Gelecek cumhurbaşkanlığı seçimlerine yatırım yapacağım diye Türkiye’nin AB’ye girişine karşı çıkan Fransız politikacı Nicolas Sarkozy ‘Türkiye Avrupalıysa Fas neden değil? Avrupa önce coğrafya kriterleriyle belirlenir. Ben okuldayken bana Ankara’nın Asya’da olduğunu öğrettiler’ demiş.

Bunu söylerken bir Allah’ın kulu da çıkıp ‘Sizin ders kitabında Kıbrıs yok muydu? Lefkoşe’nin nerede olduğunu öğretmediler mi?’ diye sormamış mı?

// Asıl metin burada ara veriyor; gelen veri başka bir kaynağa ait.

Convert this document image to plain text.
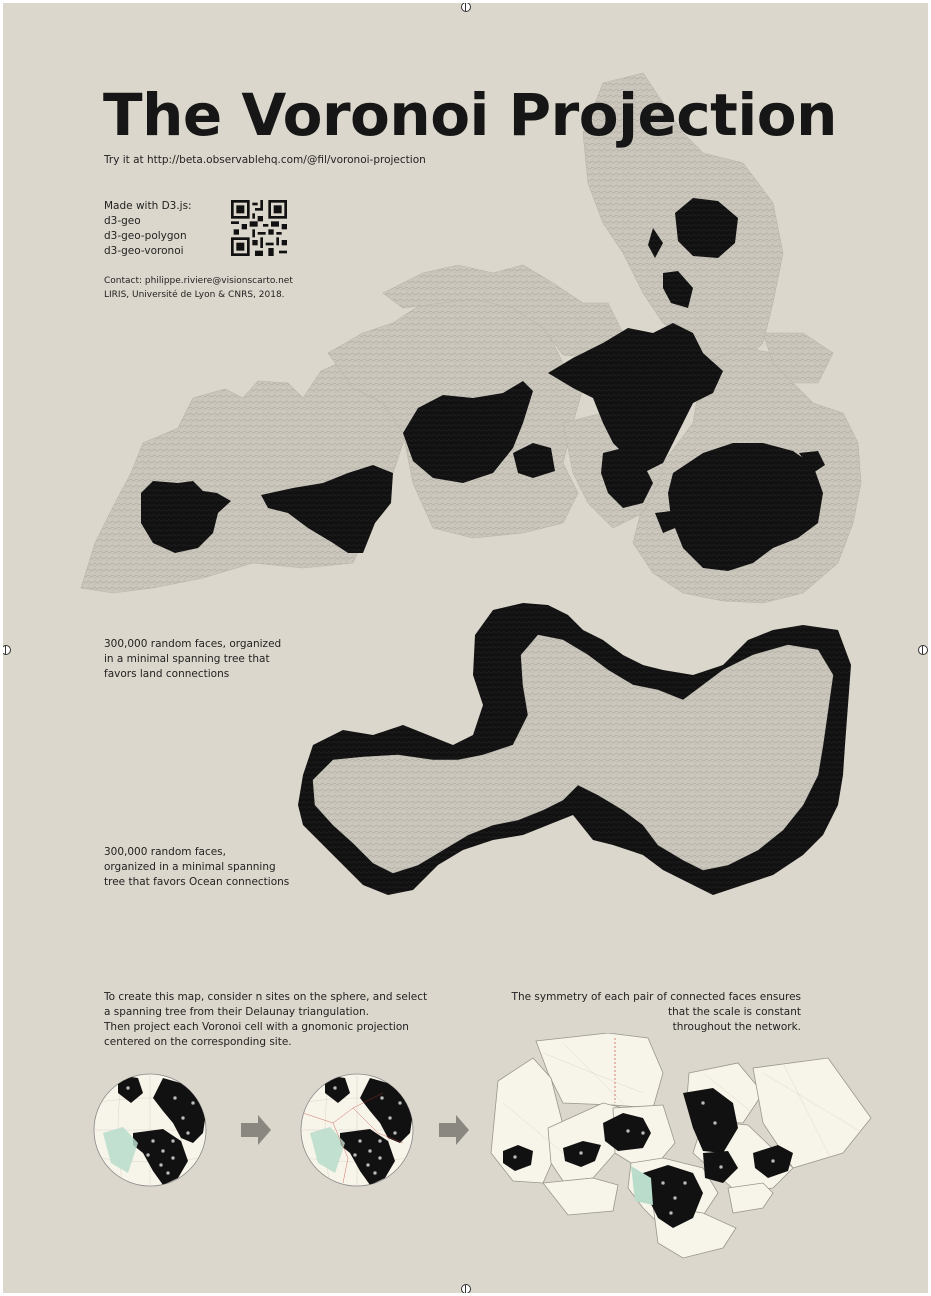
The Voronoi Projection

Try it at http://beta.observablehq.com/@fil/voronoi-projection

Made with D3.js:
d3-geo
d3-geo-polygon
d3-geo-voronoi
Contact: philippe.riviere@visionscarto.net
LIRIS, Université de Lyon & CNRS, 2018.
300,000 random faces, organized
in a minimal spanning tree that
favors land connections
300,000 random faces,
organized in a minimal spanning
tree that favors Ocean connections
To create this map, consider n sites on the sphere, and select
a spanning tree from their Delaunay triangulation.
Then project each Voronoi cell with a gnomonic projection
centered on the corresponding site.
The symmetry of each pair of connected faces ensures
that the scale is constant
throughout the network.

(Not: Bu arada, Sarkozy için çok dertlenmeyin. Bu ‘politikacı takımı’ böyledir, adayken Türkiye’ye karşı, başbakan yahut cumhurbaşkanı olunca Türkiye taraftarı... Chirac da bir zamanlar ‘Bugün Türkiye, yarın Rusya...’ diyordu.)

Vatan, 30 Mart

*

ESTAĞFURULLAH, ASIL BİZ SİZİ ÖRNEK ALIYORUZ

Şeriatla yönetilen ama bazı titrek açılımlar deneyen Fas’ın genç Kralı 6.Muhammed, Recep Tayyip Bey’e, ‘Fas olarak, Türkiye’ye örnek alıyoruz’ demiş.

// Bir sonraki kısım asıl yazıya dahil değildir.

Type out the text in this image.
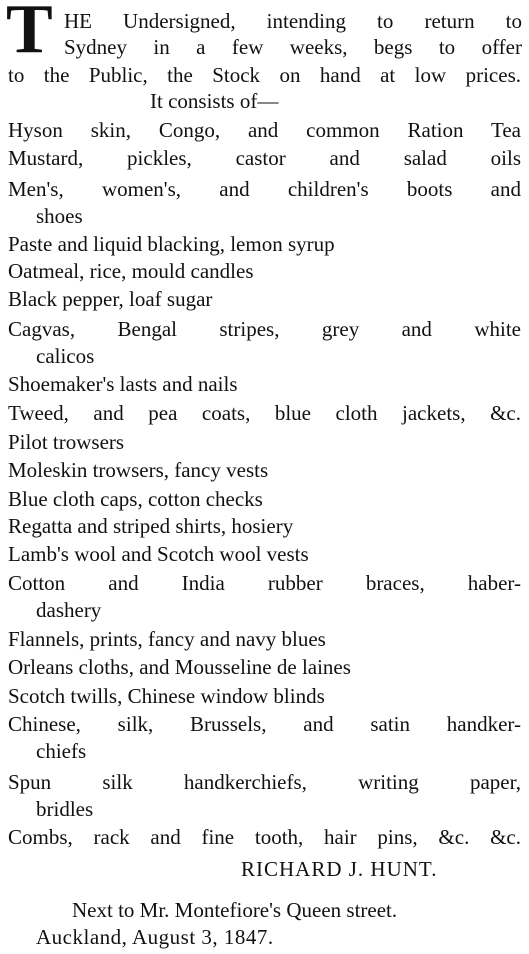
T HE Undersigned, intending to return to
Sydney in a few weeks, begs to offer
to the Public, the Stock on hand at low prices.
It consists of—
Hyson skin, Congo, and common Ration Tea
Mustard, pickles, castor and salad oils
Men's, women's, and children's boots and
shoes
Paste and liquid blacking, lemon syrup
Oatmeal, rice, mould candles
Black pepper, loaf sugar
Cagvas, Bengal stripes, grey and white
calicos
Shoemaker's lasts and nails
Tweed, and pea coats, blue cloth jackets, &c.
Pilot trowsers
Moleskin trowsers, fancy vests
Blue cloth caps, cotton checks
Regatta and striped shirts, hosiery
Lamb's wool and Scotch wool vests
Cotton and India rubber braces, haber-
dashery
Flannels, prints, fancy and navy blues
Orleans cloths, and Mousseline de laines
Scotch twills, Chinese window blinds
Chinese, silk, Brussels, and satin handker-
chiefs
Spun silk handkerchiefs, writing paper,
bridles
Combs, rack and fine tooth, hair pins, &c. &c.
RICHARD J. HUNT.
Next to Mr. Montefiore's Queen street.
Auckland, August 3, 1847.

Gazeteler yazmadı ama, eminim, Recep Tayyip Bey de altta kalmamıştır ve ‘Biz de Türkiye olarak Fas’ı örnek alıyoruz’ demiştir.

Yalan da değil...

Hürriyet, 31 Mart

*

BUNLAR BİZDEN İLERDE...

Sadece Fas’ı mı, Tunus’u da örnek almalıyız. Mesela... Başbakan Erdoğan, Tunus Meclisi’ndeki üyelerin % 30’unun kadın olduğunu öğrenince ‘Gördünüz mü Türkiye nerelerde? Bunlar bizden ileride...’ demiş.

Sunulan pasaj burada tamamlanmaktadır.